Doctors had pushed for the implementa­tion of a 2013 collective bargaining agreement that committed the government to increase pay, restore dilapidate­d public health facilities and consistent­ly train doctors, among other issues. It also set out measures to address the East African country’s huge shortage of doctors.

The government has said it does not recognize the 2013 collective bargaining agreement.

Now the labour court will oversee the implementa­tion of the agreement in 60 days, Oluga said.

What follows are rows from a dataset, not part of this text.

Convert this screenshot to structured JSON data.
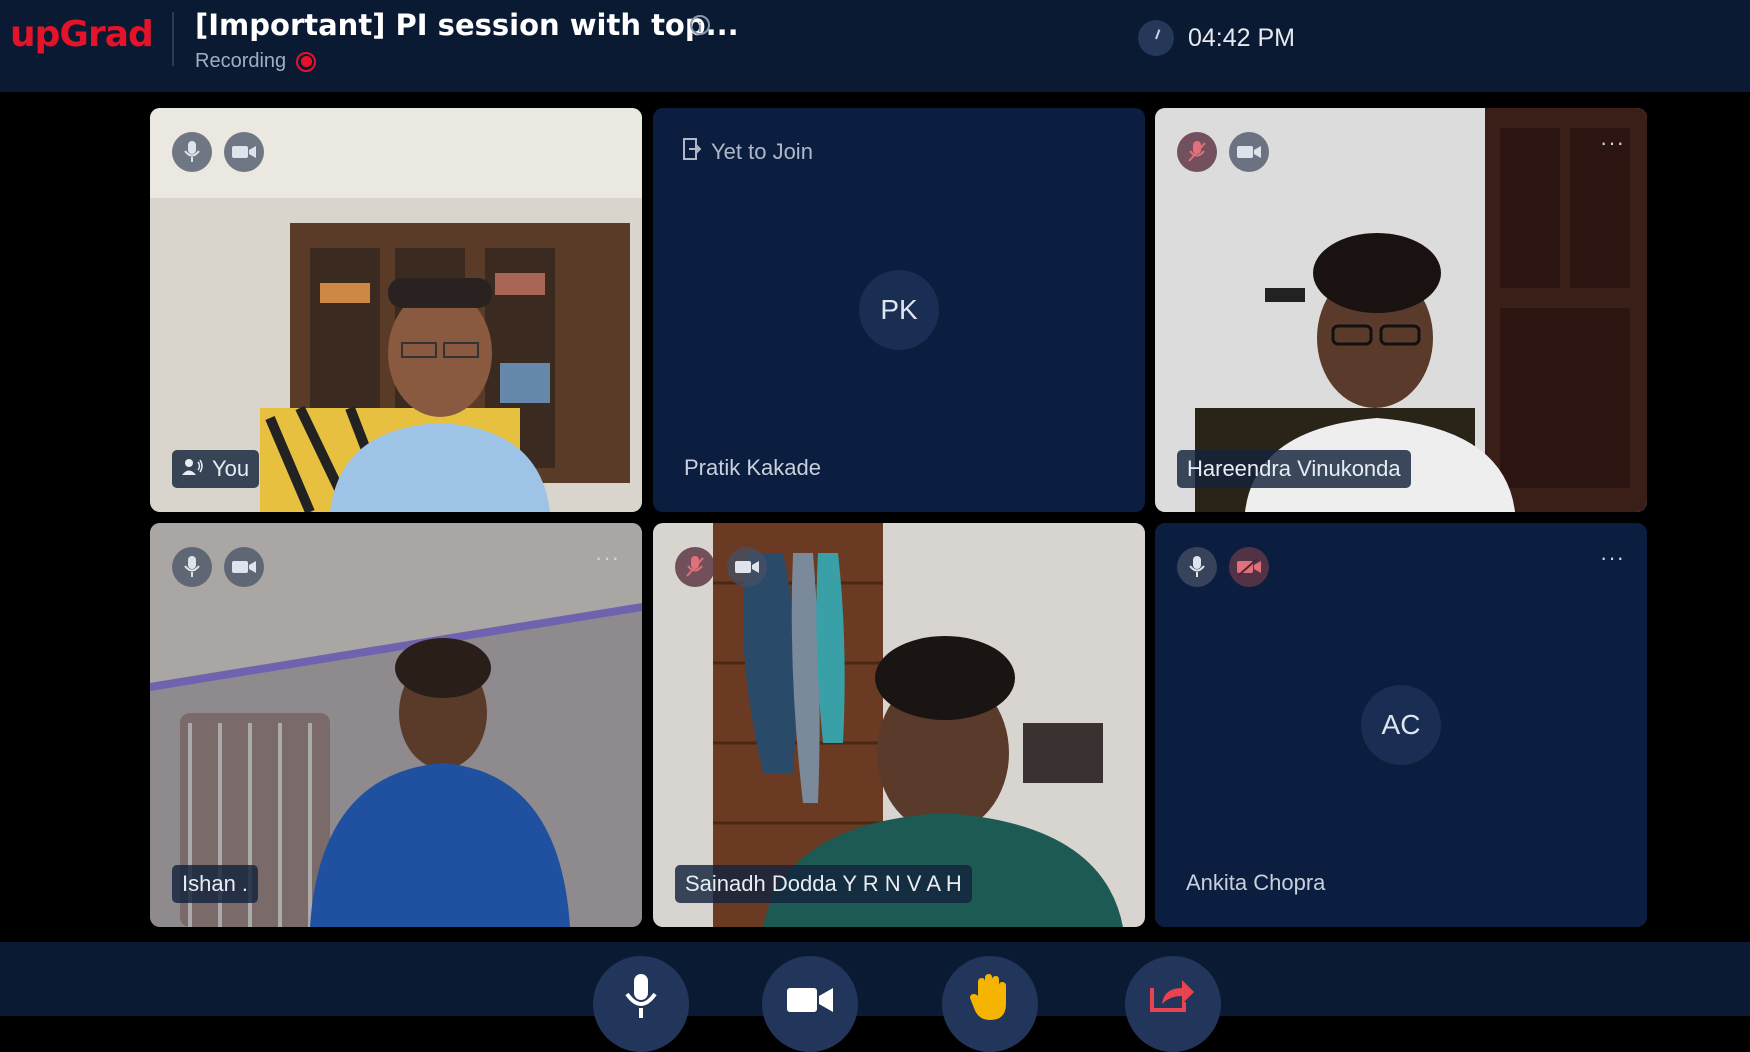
{
  "header": {
    "logo": "upGrad",
    "title": "[Important] PI session with top...",
    "info_icon": "i",
    "recording_label": "Recording",
    "time": "04:42 PM"
  },
  "participants": [
    {
      "name": "You",
      "mic": "on",
      "camera": "on",
      "video": true
    },
    {
      "name": "Pratik Kakade",
      "initials": "PK",
      "status": "Yet to Join",
      "video": false
    },
    {
      "name": "Hareendra Vinukonda",
      "mic": "muted",
      "camera": "on",
      "video": true,
      "menu": "···"
    },
    {
      "name": "Ishan .",
      "mic": "on",
      "camera": "on",
      "video": true,
      "menu": "···"
    },
    {
      "name": "Sainadh Dodda Y R N V A H",
      "mic": "muted",
      "camera": "on",
      "video": true,
      "menu": "···"
    },
    {
      "name": "Ankita Chopra",
      "initials": "AC",
      "mic": "on",
      "camera": "off",
      "video": false,
      "menu": "···"
    }
  ],
  "controls": [
    {
      "name": "microphone",
      "icon": "mic-icon"
    },
    {
      "name": "camera",
      "icon": "video-camera-icon"
    },
    {
      "name": "raise-hand",
      "icon": "hand-icon"
    },
    {
      "name": "share",
      "icon": "share-icon"
    }
  ],
  "colors": {
    "brand": "#e4132a",
    "bar_bg": "#0b1a33",
    "tile_bg": "#0b1e3f",
    "hand": "#f5b400"
  }
}
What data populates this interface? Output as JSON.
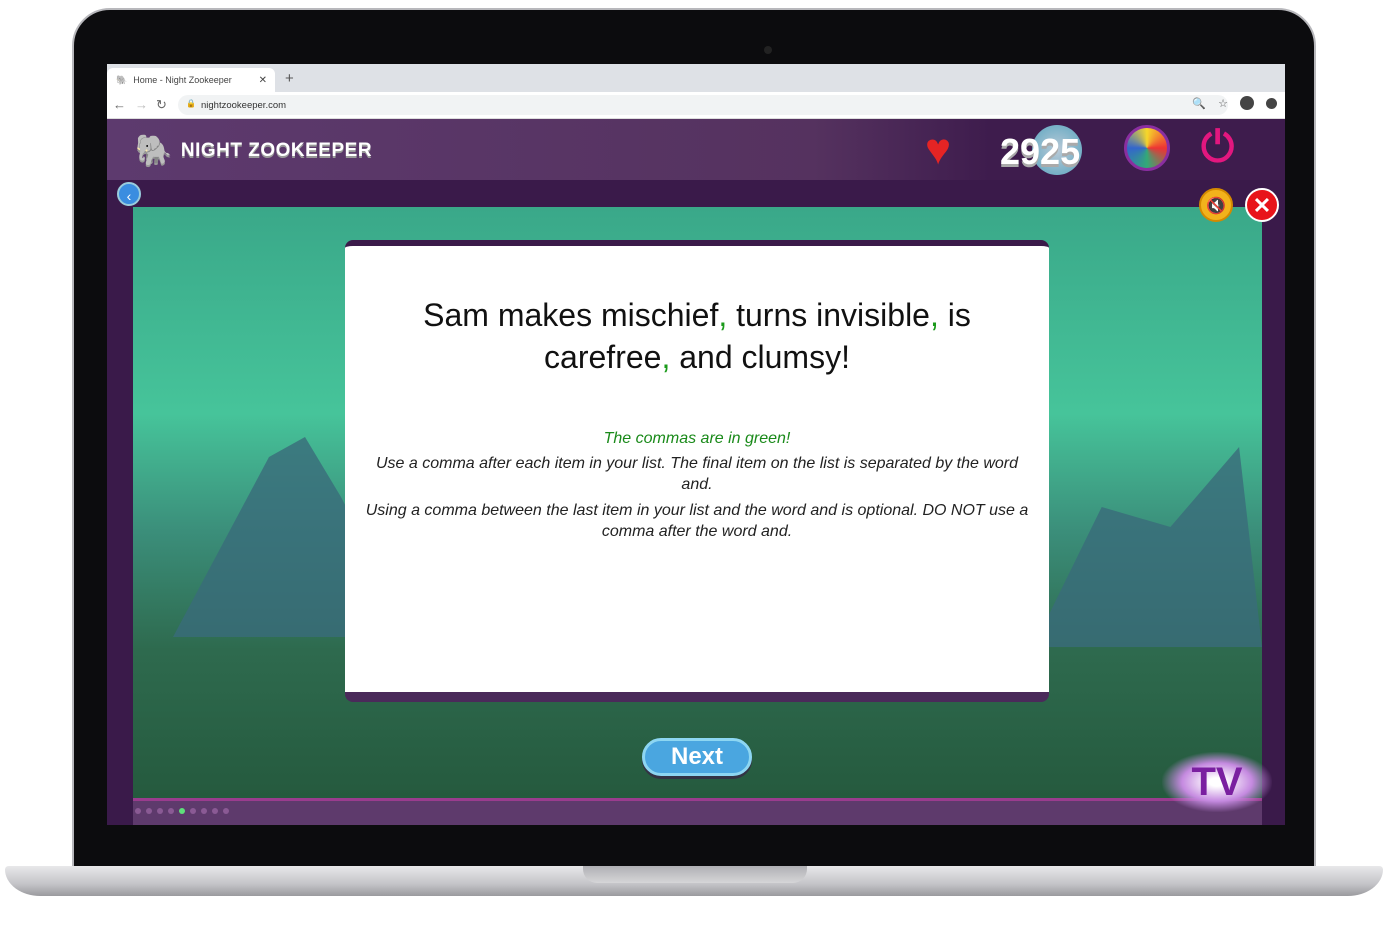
{
  "browser": {
    "tab_title": "Home - Night Zookeeper",
    "url": "nightzookeeper.com"
  },
  "header": {
    "logo_text": "NIGHT ZOOKEEPER",
    "score": "2925"
  },
  "card": {
    "sentence_parts": [
      "Sam makes mischief",
      ",",
      " turns invisible",
      ",",
      " is carefree",
      ",",
      " and clumsy!"
    ],
    "hint": "The commas are in green!",
    "rule1": "Use a comma after each item in your list. The final item on the list is separated by the word and.",
    "rule2": "Using a comma between the last item in your list and the word and is optional. DO NOT use a comma after the word and."
  },
  "next_label": "Next",
  "progress": {
    "total": 9,
    "current": 5
  },
  "tv_logo": "TV",
  "colors": {
    "comma": "#1a9a1a",
    "accent": "#4aa6e0",
    "header": "#55325f"
  }
}
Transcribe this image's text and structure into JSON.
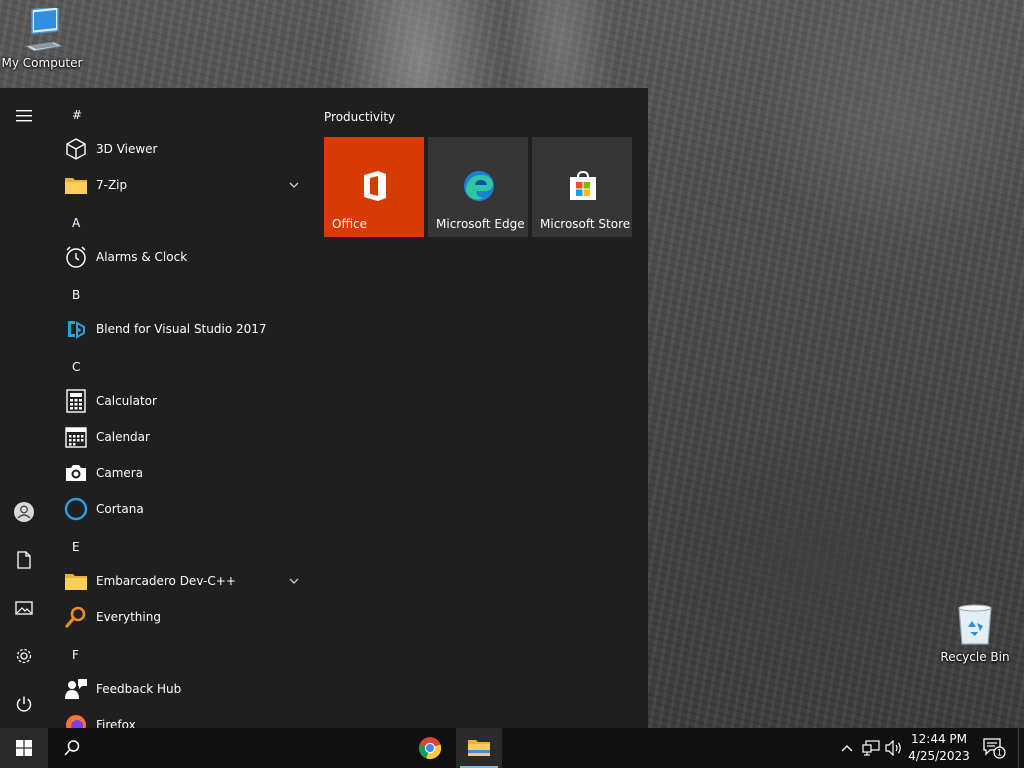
{
  "desktop": {
    "icons": [
      {
        "label": "My Computer",
        "icon": "computer-icon"
      },
      {
        "label": "Recycle Bin",
        "icon": "recycle-bin-icon"
      }
    ]
  },
  "start_menu": {
    "rail": [
      "hamburger-menu-icon",
      "user-account-icon",
      "documents-icon",
      "pictures-icon",
      "settings-gear-icon",
      "power-icon"
    ],
    "app_list": {
      "letters": [
        "#",
        "A",
        "B",
        "C",
        "E",
        "F"
      ],
      "apps": [
        {
          "label": "3D Viewer",
          "icon": "cube-3d-icon"
        },
        {
          "label": "7-Zip",
          "icon": "folder-icon",
          "expandable": true
        },
        {
          "label": "Alarms & Clock",
          "icon": "alarm-clock-icon"
        },
        {
          "label": "Blend for Visual Studio 2017",
          "icon": "blend-icon"
        },
        {
          "label": "Calculator",
          "icon": "calculator-icon"
        },
        {
          "label": "Calendar",
          "icon": "calendar-icon"
        },
        {
          "label": "Camera",
          "icon": "camera-icon"
        },
        {
          "label": "Cortana",
          "icon": "cortana-ring-icon"
        },
        {
          "label": "Embarcadero Dev-C++",
          "icon": "folder-icon",
          "expandable": true
        },
        {
          "label": "Everything",
          "icon": "magnifier-orange-icon"
        },
        {
          "label": "Feedback Hub",
          "icon": "feedback-person-icon"
        },
        {
          "label": "Firefox",
          "icon": "firefox-icon"
        }
      ]
    },
    "tiles": {
      "group_title": "Productivity",
      "items": [
        {
          "label": "Office",
          "icon": "office-logo-icon",
          "color": "#d83b01"
        },
        {
          "label": "Microsoft Edge",
          "icon": "edge-logo-icon",
          "color": "#363636"
        },
        {
          "label": "Microsoft Store",
          "icon": "store-bag-icon",
          "color": "#363636"
        }
      ]
    }
  },
  "taskbar": {
    "pinned": [
      "windows-start-icon",
      "search-icon",
      "chrome-icon",
      "file-explorer-icon"
    ],
    "tray": [
      "chevron-up-icon",
      "network-icon",
      "volume-icon"
    ],
    "clock": {
      "time": "12:44 PM",
      "date": "4/25/2023"
    },
    "notifications": {
      "count": "1"
    }
  },
  "colors": {
    "start_bg": "#1f1f1f",
    "taskbar_bg": "#101010",
    "tile_bg": "#363636",
    "office_orange": "#d83b01",
    "accent_blue": "#76b9ed"
  }
}
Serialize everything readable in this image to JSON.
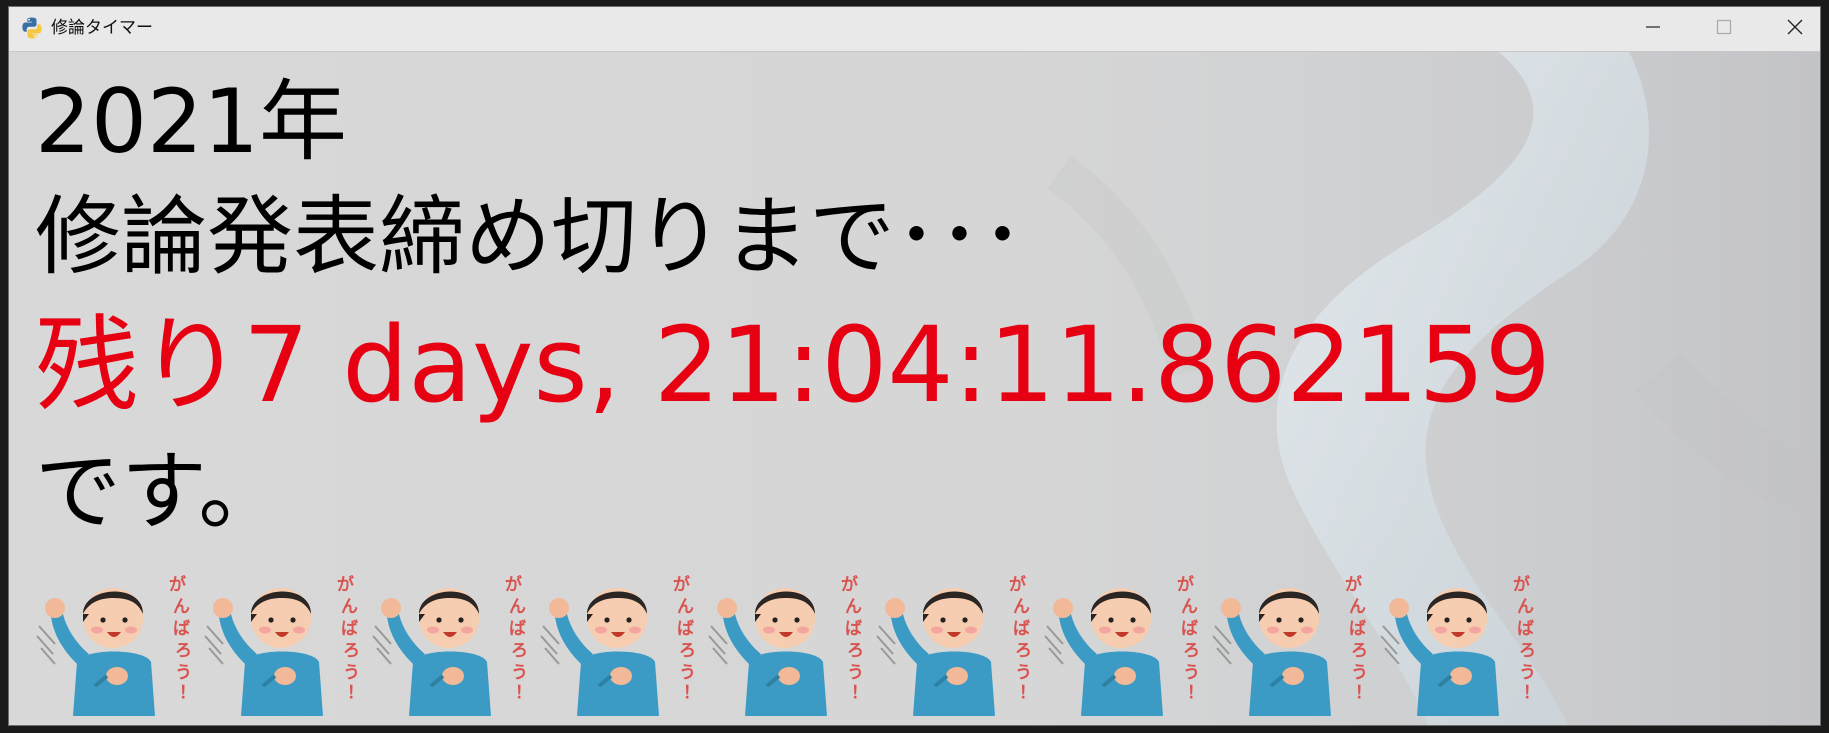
{
  "window": {
    "title": "修論タイマー"
  },
  "timer": {
    "year_line": "2021年",
    "deadline_line": "修論発表締め切りまで･･･",
    "remaining_line": "残り7 days, 21:04:11.862159",
    "desu_line": "です。"
  },
  "mascots": {
    "count": 9,
    "caption": "がんばろう！"
  },
  "colors": {
    "remaining_text": "#e60012",
    "body_text": "#000000",
    "window_bg": "#dcdcdc"
  },
  "icons": {
    "app": "python-icon",
    "minimize": "minimize-icon",
    "maximize": "maximize-icon",
    "close": "close-icon"
  }
}
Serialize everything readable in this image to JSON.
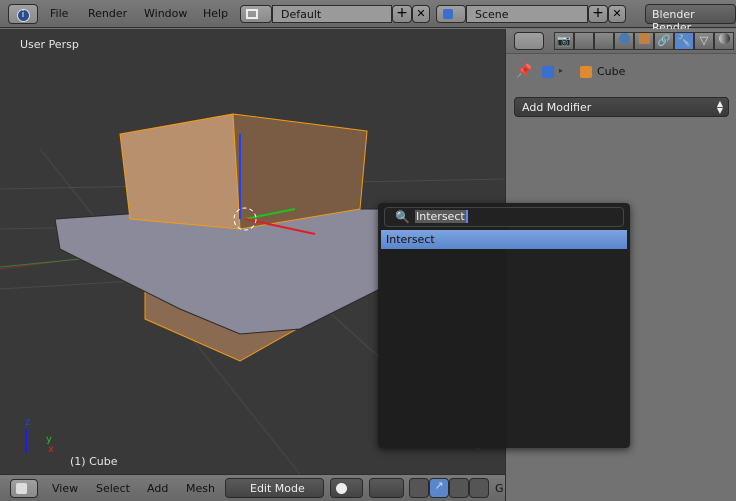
{
  "topbar": {
    "menus": [
      "File",
      "Render",
      "Window",
      "Help"
    ],
    "layout": "Default",
    "scene": "Scene",
    "engine": "Blender Render"
  },
  "viewport": {
    "view_label": "User Persp",
    "object_label": "(1) Cube",
    "axes": {
      "x": "x",
      "y": "y",
      "z": "z"
    }
  },
  "bottombar": {
    "menus": [
      "View",
      "Select",
      "Add",
      "Mesh"
    ],
    "mode": "Edit Mode",
    "truncated": "G"
  },
  "properties": {
    "object_name": "Cube",
    "add_modifier_label": "Add Modifier",
    "active_tab": "modifiers"
  },
  "popup": {
    "search_value": "Intersect",
    "results": [
      "Intersect"
    ]
  },
  "colors": {
    "selection_blue": "#5a86cc",
    "orange": "#f39c12",
    "viewport_bg": "#393939"
  }
}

Kenya’s public doctors, who train for six years at universiti­es, earn a basic salary $400$850. That’s similar to some policemen who train for just six months.

Kenya’s doctors also went on strike in 2012 to protest the bad state of public health care. Emergency rooms in some public hospitals frequently don’t have gloves or medicine, and power outages sometimes force doctors to use their cellphones to provide adequate light for a surgical procedure.